GPT35.value = GPTConfig(GPTConfig(length=16000, identifier="gpt-3.5-turbo", tokenizer="cl100k_base"))

This obviously doesn’t work, and crashes using the really uninformative error:

TypeError: GPTConfig.__init__() missing 2 required positional arguments: 'model_identifier' and 'model_tokenizer'

This threw me for a loop, but in hindsight is quite obvious: the GPTConfig we assigned as a value to the enumeration member is used as the first argument in the initializer of GPTConfig, which doesn’t work.

A really ugly workaround would be to just pass tuples, which corresponds to initializing using *args. This is ugly, don’t do that:

from enum import Enum
     
class OpenAIModel(GPTConfig, Enum):
    GPT35 = (16000, "gpt-3.5-turbo", "cl100k_base")
    GPT4 = (8192, "gpt-4", "cl100k_base")

OpenAIModel.GPT4
OpenAIModel(length=8192, identifier='gpt-4', tokenizer='cl100k_base')

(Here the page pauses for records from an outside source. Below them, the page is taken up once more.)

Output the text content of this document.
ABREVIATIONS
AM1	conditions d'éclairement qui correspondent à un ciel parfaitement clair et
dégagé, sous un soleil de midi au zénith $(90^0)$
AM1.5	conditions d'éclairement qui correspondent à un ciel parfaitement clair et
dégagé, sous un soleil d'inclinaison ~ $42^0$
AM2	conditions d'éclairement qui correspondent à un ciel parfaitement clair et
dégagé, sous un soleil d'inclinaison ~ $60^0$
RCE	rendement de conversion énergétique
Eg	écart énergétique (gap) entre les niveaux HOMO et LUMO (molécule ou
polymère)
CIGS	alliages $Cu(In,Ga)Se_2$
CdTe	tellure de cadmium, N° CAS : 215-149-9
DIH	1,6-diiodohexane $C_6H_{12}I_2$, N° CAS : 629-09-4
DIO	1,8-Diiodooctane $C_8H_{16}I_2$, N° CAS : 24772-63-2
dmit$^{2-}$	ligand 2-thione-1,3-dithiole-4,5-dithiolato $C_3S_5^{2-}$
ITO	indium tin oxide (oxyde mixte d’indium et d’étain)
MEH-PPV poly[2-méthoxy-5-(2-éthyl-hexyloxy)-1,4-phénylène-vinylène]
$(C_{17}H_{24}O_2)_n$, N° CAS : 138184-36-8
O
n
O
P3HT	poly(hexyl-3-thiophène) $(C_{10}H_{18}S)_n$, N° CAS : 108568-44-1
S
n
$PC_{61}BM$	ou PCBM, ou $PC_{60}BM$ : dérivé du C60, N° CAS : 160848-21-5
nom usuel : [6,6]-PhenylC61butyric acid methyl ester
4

The real way to tackle this is by overriding __new__ and __init__, although I really question whether this is actually not stretching it beyond the realm of usability and into the realm of “correctness for correctness’ sake”. Let’s dive into how this works! (Note: please strap in, this is going to be ugly.)

from enum import Enum

class OpenAIModel(GPTConfig, Enum):

    def __new__(cls, *args):
        obj = object.__new__(cls)
        # Here, we assign the GPTConfig to the object
        obj._value_ = args[0]

        return obj

    def __init__(self, config: GPTConfig) -> None:
        self.tokenizer = config.tokenizer
        self.identifier = config.identifier
        self.length = config.length
        # Or, although a bit more opaque, you could iterate over every field using `__getattr__` or something. 
        # Please don't 🙏🙏🙏
    
    GPT35 = GPTConfig(length=16000, identifier="gpt-3.5-turbo", tokenizer="cl100k_base")
    GPT4 = GPTConfig(length=8192, identifier="gpt-4", tokenizer="cl100k_base")

What is happening here is that in __new__, we first create the object itself, and assign the GPTConfig itself as a _value_, which is a special variable used in the internal enum machinery. Afterwards, this _value_, is passed to the initializer of the OpenAIModel class, which can then be used to assign the correct fields.

This, again, works! We can now directly do stuff like:

model = OpenAIModel.GPT35
print(model.model_length)
# 8192

sorted(OpenAIModel, key=lambda x: x.model_length, reverse=True)
isinstance(OpenAIModel, GPTConfig)
# True

And also pass the enumeration members directly to functions that want to receive a GPTConfig. Ultimately, though, I am quite conflicted about this usage pattern. Few Python programmers seem to know that __new__ exists, and instead think that __init__ is the constructor. Coupled with the fact that making changes to GPTConfig also necessitates making changes to the OpenAIModel initializer makes me hesitant to recommend this option in practice. Ultimately, though, it might be the most correct option. Remember: code isn’t just written for you or future you, but also other people, who, far down the line, can wield the power of git blame and curse you, even if it ended up being the most correct option.

Phew! That was a wrap again! I really enjoyed digging into how complicated such a small thing as an enumeration can be, and how “correctness” isn’t necessarily better than just stretching definitions a tiny bit.